In 1997, a new series entitled Yakyū-kyō no Uta Heisei-hen (野球狂の詩 平成編) started to be serialized by Kodansha in Mister Magazine. Later, it was collected into 3 tankōbon released between August 7, 1998, and March 9, 2000. Shin Yakyū-kyō no Uta (新・野球狂の詩) was published on 11 tankōbon between January 23, 2001, and October 21, 2005.

Four bound volumes were published under Platinum Comics line between June 11, 2003, and July 23, 2003: Iwata Tetsugorō-hen (岩田鉄五郎編), Kokuritsu-dama Ichirō-hen (国立玉一郎編), Hiura Ken-hen (火浦健編), and Yakyū Shokunin-den-hen (野球職人伝編).

A crossover manga between Yakyū-kyō no Uta and Dokaben, another Mizushima manga, was first published in 2005. On February 8, 2006, it was released by Kodansha in a bound volume under the title Yakyū-kyō no Uta Vs. Dokaben (野球狂の詩 VS. ドカベン). Later, on September 30, 2009, a "Superstars Edition" (スーパースターズ編) was published.

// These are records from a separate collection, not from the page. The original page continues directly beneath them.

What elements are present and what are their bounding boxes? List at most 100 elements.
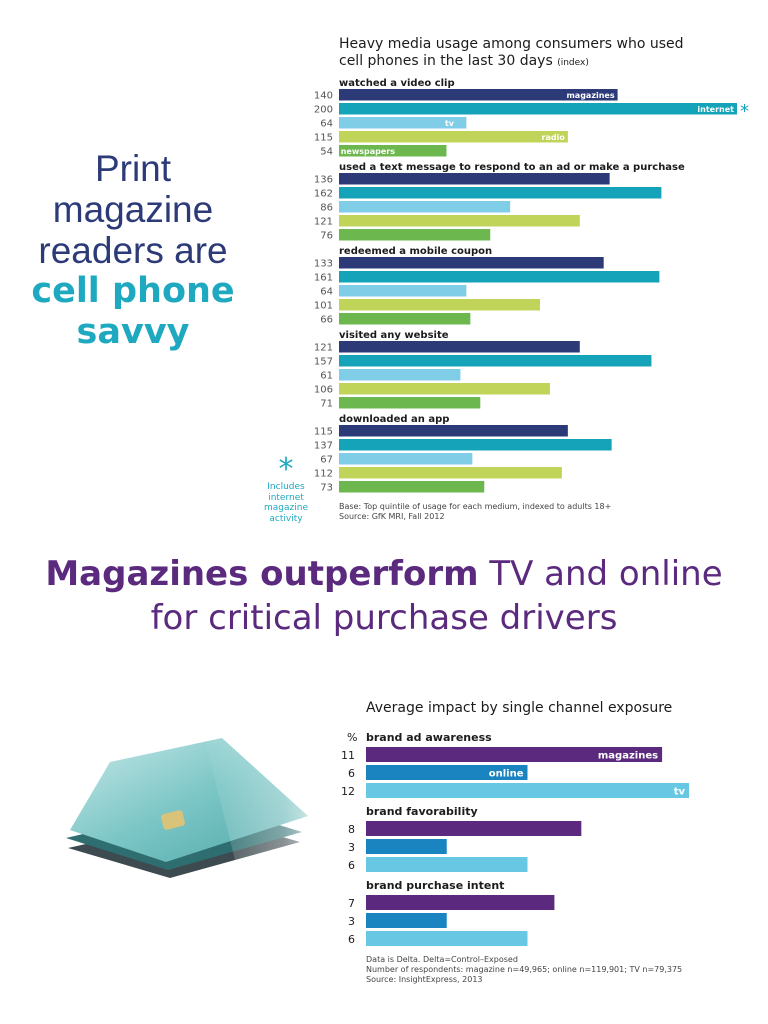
chart2-group-label: brand purchase intent	[366, 879, 504, 892]
chart2-source: Data is Delta. Delta=Control–Exposed Num…	[366, 955, 682, 985]
chart1-source: Base: Top quintile of usage for each med…	[339, 502, 611, 522]
note-line-1: Includes	[258, 482, 314, 493]
chart1-bar	[339, 369, 460, 381]
chart2-value-label: 12	[341, 785, 355, 798]
chart1-bar	[339, 201, 510, 213]
chart1-value-label: 64	[320, 119, 333, 130]
chart2-value-label: 11	[341, 749, 355, 762]
chart2-respondents-note: Number of respondents: magazine n=49,965…	[366, 965, 682, 975]
chart1-value-label: 101	[314, 301, 333, 312]
chart1-value-label: 66	[320, 315, 333, 326]
chart1-series-label: newspapers	[341, 147, 395, 156]
chart1-bar	[339, 425, 568, 437]
chart1-bar	[339, 103, 737, 115]
chart2-bar	[366, 895, 554, 910]
chart1-series-label: tv	[445, 119, 455, 128]
chart2-value-label: 7	[348, 897, 355, 910]
chart1-value-label: 121	[314, 343, 333, 354]
chart1-bar	[339, 285, 466, 297]
chart1-bar	[339, 131, 568, 143]
chart1-group-label: used a text message to respond to an ad …	[339, 162, 685, 173]
chart1-value-label: 140	[314, 91, 333, 102]
chart1-group-label: watched a video clip	[339, 78, 455, 89]
chart2-bar	[366, 783, 689, 798]
section2-title-rest: TV and online	[479, 554, 723, 594]
chart1-value-label: 121	[314, 217, 333, 228]
note-line-4: activity	[258, 514, 314, 525]
chart1-group-label: downloaded an app	[339, 414, 449, 425]
chart1-value-label: 64	[320, 287, 333, 298]
chart1-svg: watched a video clip 140 magazines 200 inter…	[0, 0, 768, 520]
chart1-value-label: 162	[314, 189, 333, 200]
chart2-unit-label: %	[347, 731, 357, 744]
chart1-group-label: visited any website	[339, 330, 449, 341]
chart1-bar	[339, 355, 651, 367]
chart1-value-label: 157	[314, 357, 333, 368]
chart2-value-label: 6	[348, 767, 355, 780]
chart1-value-label: 76	[320, 231, 333, 242]
chart2-group-label: brand favorability	[366, 805, 478, 818]
chart1-series-label: internet	[697, 105, 734, 114]
chart1-value-label: 136	[314, 175, 333, 186]
chart2-value-label: 3	[348, 841, 355, 854]
chart1-bar	[339, 341, 580, 353]
chart1-series-label: magazines	[566, 91, 614, 100]
chart1-bar	[339, 467, 562, 479]
section2-title: Magazines outperform TV and online for c…	[0, 552, 768, 640]
chart2-value-label: 8	[348, 823, 355, 836]
chart1-value-label: 115	[314, 427, 333, 438]
section2-title-bold: Magazines outperform	[45, 554, 478, 594]
chart1-bar	[339, 439, 612, 451]
chart2-value-label: 6	[348, 859, 355, 872]
chart2-series-label: magazines	[598, 751, 658, 762]
chart2-source-note: Source: InsightExpress, 2013	[366, 975, 682, 985]
chart1-value-label: 137	[314, 441, 333, 452]
chart2-bar	[366, 857, 528, 872]
chart2-data-note: Data is Delta. Delta=Control–Exposed	[366, 955, 682, 965]
chart1-internet-asterisk: *	[740, 101, 749, 122]
chart1-bar	[339, 453, 472, 465]
chart1-bar	[339, 187, 661, 199]
chart1-value-label: 73	[320, 483, 333, 494]
chart2-value-label: 3	[348, 915, 355, 928]
chart1-value-label: 200	[314, 105, 333, 116]
chart1-series-label: radio	[542, 133, 566, 142]
chart2-bar	[366, 913, 447, 928]
chart1-base-note: Base: Top quintile of usage for each med…	[339, 502, 611, 512]
chart2-series-label: tv	[674, 787, 686, 798]
chart1-bar	[339, 299, 540, 311]
chart1-value-label: 54	[320, 147, 333, 158]
chart1-bar	[339, 271, 659, 283]
chart2-series-label: online	[489, 769, 524, 780]
chart1-value-label: 133	[314, 259, 333, 270]
chart2-group-label: brand ad awareness	[366, 731, 492, 744]
chart1-value-label: 112	[314, 469, 333, 480]
chart1-bar	[339, 257, 604, 269]
chart2-bar	[366, 821, 581, 836]
chart2-bar	[366, 931, 528, 946]
note-line-2: internet	[258, 493, 314, 504]
chart1-bar	[339, 229, 490, 241]
chart1-value-label: 71	[320, 399, 333, 410]
chart1-bar	[339, 397, 480, 409]
note-line-3: magazine	[258, 503, 314, 514]
section2-title-line2: for critical purchase drivers	[0, 596, 768, 640]
chart2-value-label: 6	[348, 933, 355, 946]
chart1-value-label: 106	[314, 385, 333, 396]
chart1-value-label: 161	[314, 273, 333, 284]
chart1-bar	[339, 481, 484, 493]
chart1-bar	[339, 215, 580, 227]
chart1-value-label: 67	[320, 455, 333, 466]
chart1-value-label: 86	[320, 203, 333, 214]
asterisk-icon: *	[258, 458, 314, 482]
chart2-bar	[366, 839, 447, 854]
chart1-bar	[339, 173, 610, 185]
chart2-title: Average impact by single channel exposur…	[366, 700, 672, 716]
chart2-svg: % brand ad awareness 11 magazines 6 online 12 t…	[0, 725, 768, 955]
chart1-group-label: redeemed a mobile coupon	[339, 246, 492, 257]
chart1-bar	[339, 313, 470, 325]
chart1-value-label: 115	[314, 133, 333, 144]
chart1-value-label: 61	[320, 371, 333, 382]
chart1-bar	[339, 383, 550, 395]
chart1-source-note: Source: GfK MRI, Fall 2012	[339, 512, 611, 522]
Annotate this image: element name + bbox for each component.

On February 10, 2009, a series entitled Shinsō-ban Yakyū-kyō no Uta: Mizuhara Yūki-hen (新装版 野球狂の詩 水原勇気編), that follows the story of Yūki Mizuhara, a real-life female baseball player, started to be published. Spawning three bound volumes, it was last published on April 10, 2009, by Kodansha.

=== Live-action film ===
Akira Katō directed a live-action adaptation that was released on March 19, 1977. It starred Midori Kinouchi, was produced by Hiromi Higuchi, written by Masayasu Ōehara and Rokurō Kumagaya, and its score was composed by Shin Takada.

====Cast====
- Midori Kinouchi as Yuki Mizuhara
- Asao Koike as Tetsugoro Iwata
- Hiroshi Inuzuka as Mizuhara
- Katsuya Nomura as himself
- Kei Tani as Sentaro
- Jūkei Fujioka as Matsukawa

=== Anime ===
A 25-episode anime television series was created by Nippon Animation, and was broadcast on Fuji Television between December 23, 1977, and March 26, 1979. An anime film titled Yakyū-kyō no Uta: Kita no Ōkami, Minami no Tora (野球狂の詩 北の狼・南の虎) was released in theatres on September 15, 1979, and shown together with the first Future Boy Conan compilation movie.

=== TV drama ===
The series was adapted into a live-action Japanese television drama broadcast on January 7, 1985, on Fuji Television.